In the case of ‘Oumuamua, there’s no denying that there are perplexing elements. Scientists remain baffled over how it accelerated out of our solar system at an unusual angle. Professor Loeb believes this was due to it being “pushed by sunlight reflecting off its surface” because it was “moving too fast to be bound to the sun”.

He thinks that its abnormal shape acted like “a sail on a boat because, in the vacuum of space, a large, thin object can be accelerated by sunlight”. And he wonders if ‘Oumuamua had an advanced “sun-sail” that an extra-terrestrial civilization could use to travel through space. This outlandish idea was shut down by the academic establishment from the get-go. 

So far, the consensus reached to explain the extra push that ‘Oumuamua displayed as it broke free of the sun’s gravitational hold was that it was a comet accelerating due to its melting water vapor, as expelling thrusts a rocket forward. The only problem with this theory – and it’s a glaringly obvious one – is that no tail of water vapor was ever detected coming off ‘Oumuamua.
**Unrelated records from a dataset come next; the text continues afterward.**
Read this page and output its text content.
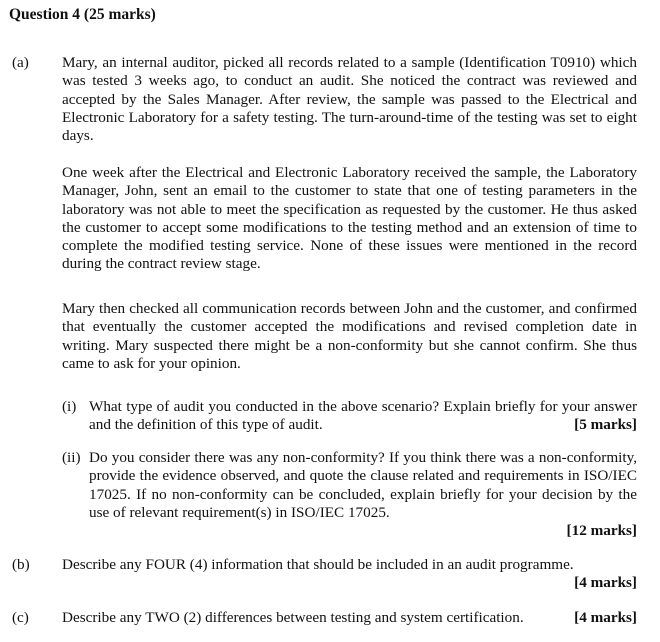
Question 4 (25 marks)
(a) Mary, an internal auditor, picked all records related to a sample (Identification T0910) which was tested 3 weeks ago, to conduct an audit. She noticed the contract was reviewed and accepted by the Sales Manager. After review, the sample was passed to the Electrical and Electronic Laboratory for a safety testing. The turn-around-time of the testing was set to eight days.

One week after the Electrical and Electronic Laboratory received the sample, the Laboratory Manager, John, sent an email to the customer to state that one of testing parameters in the laboratory was not able to meet the specification as requested by the customer. He thus asked the customer to accept some modifications to the testing method and an extension of time to complete the modified testing service. None of these issues were mentioned in the record during the contract review stage.

Mary then checked all communication records between John and the customer, and confirmed that eventually the customer accepted the modifications and revised completion date in writing. Mary suspected there might be a non-conformity but she cannot confirm. She thus came to ask for your opinion.

(i) What type of audit you conducted in the above scenario? Explain briefly for your answer and the definition of this type of audit.	[5 marks]
(ii) Do you consider there was any non-conformity? If you think there was a non-conformity, provide the evidence observed, and quote the clause related and requirements in ISO/IEC 17025. If no non-conformity can be concluded, explain briefly for your decision by the use of relevant requirement(s) in ISO/IEC 17025.

[12 marks]
(b) Describe any FOUR (4) information that should be included in an audit programme.
[4 marks]
(c) Describe any TWO (2) differences between testing and system certification.	[4 marks]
In September last year, another space object showed acceleration without having a comet-like water vapor tail. Astronomers were again perplexed, and after running the data of its trajectory through a super-computer it was found to be “artificial in construction”.  Scientists declared that it was the empty hull of a discarded rocket booster from earth.
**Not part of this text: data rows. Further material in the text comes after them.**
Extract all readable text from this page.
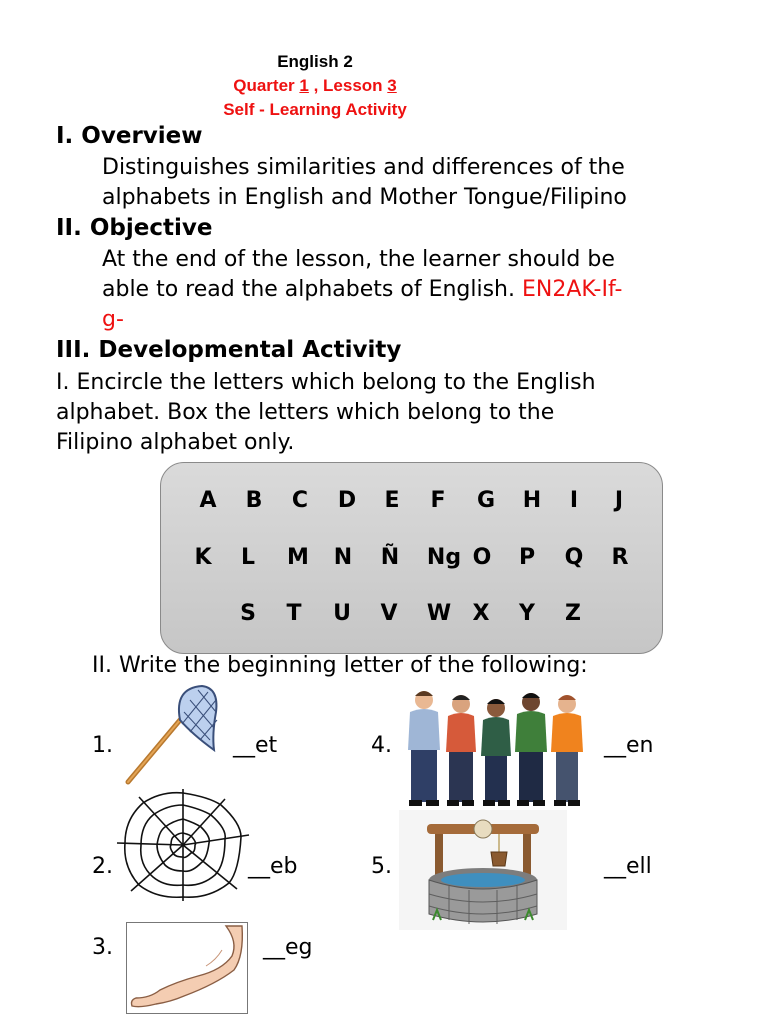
English 2
Quarter 1 , Lesson 3
Self - Learning Activity
I. Overview
Distinguishes similarities and differences of the
alphabets in English and Mother Tongue/Filipino
II. Objective
At the end of the lesson, the learner should be
able to read the alphabets of English. EN2AK-If-
g-
III. Developmental Activity
I. Encircle the letters which belong to the English
alphabet. Box the letters which belong to the
Filipino alphabet only.
A B C D E F G H I J
K L M N Ñ Ng O P Q R
S T U V W X Y Z
II. Write the beginning letter of the following:
1.	__et
2.	__eb
3.	__eg
4.	__en
5.	__ell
The thin hollow shape was collecting solar rays and being accelerated, just as Professor Loeb had suggested was the cause of ‘Oumuamua’s unconventional movements.

This adds to the mystery of ‘Oumuamua. As Professor Loeb explained, “It could not have been of human construction because of the particular way it passed through the solar system, faster than any rocket we could launch.” But he goes on to admit that to fully validate ‘Oumuamua is of artificial origin, “we need more data”.
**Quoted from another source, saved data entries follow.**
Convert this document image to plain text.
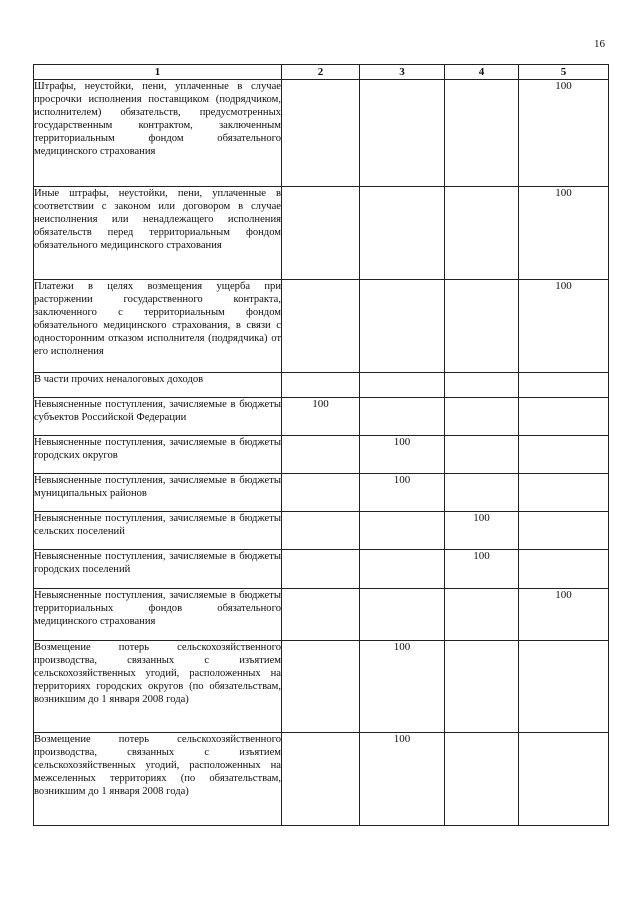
16
1	2	3	4	5
Штрафы, неустойки, пени, уплаченные в случае просрочки исполнения поставщиком (подрядчиком, исполнителем) обязательств, предусмотренных государственным контрактом, заключенным территориальным фондом обязательного медицинского страхования				100
Иные штрафы, неустойки, пени, уплаченные в соответствии с законом или договором в случае неисполнения или ненадлежащего исполнения обязательств перед территориальным фондом обязательного медицинского страхования				100
Платежи в целях возмещения ущерба при расторжении государственного контракта, заключенного с территориальным фондом обязательного медицинского страхования, в связи с односторонним отказом исполнителя (подрядчика) от его исполнения				100
В части прочих неналоговых доходов				
Невыясненные поступления, зачисляемые в бюджеты субъектов Российской Федерации	100			
Невыясненные поступления, зачисляемые в бюджеты городских округов		100		
Невыясненные поступления, зачисляемые в бюджеты муниципальных районов		100		
Невыясненные поступления, зачисляемые в бюджеты сельских поселений			100	
Невыясненные поступления, зачисляемые в бюджеты городских поселений			100	
Невыясненные поступления, зачисляемые в бюджеты территориальных фондов обязательного медицинского страхования				100
Возмещение потерь сельскохозяйственного производства, связанных с изъятием сельскохозяйственных угодий, расположенных на территориях городских округов (по обязательствам, возникшим до 1 января 2008 года)		100		
Возмещение потерь сельскохозяйственного производства, связанных с изъятием сельскохозяйственных угодий, расположенных на межселенных территориях (по обязательствам, возникшим до 1 января 2008 года)		100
So an object of artificial design, a rocket –acted the same way Oumuamua did and there are scientists that reject the possibility it could be of artificial design as well.

It just shows how picky and arbitrary some scientists can be.

Professor Loeb advises that academia should begin the kind of “blue-sky research” seen in the commercial sector in companies such as Apple, SpaceX, and Amazon. He sees “conservatism in academia”, meaning that projects that tackle alien intelligence rarely get public funding, but rely on investment by interested private individuals. 

The mainstream consensus in searching for extra-terrestrial life is to look for signs of oxygen. However, Professor Loeb disputes this, saying it will lead to inconclusive results, “as oxygen could be produced by natural processes”. Instead, he advises searching for industrial pollution on other planets, the rationale being that complex molecules, such as CFCs (chlorofluorocarbons), “cannot be produced naturally”.

Professor Loeb is steadfast in his belief, though, arguing that discoveries in any branch of science can happen only when people are open-minded and willing to take risks.

As things stand, the debate around ‘Oumuamua continues. I call it, the gift that keep on giving Avi seems to agree with me.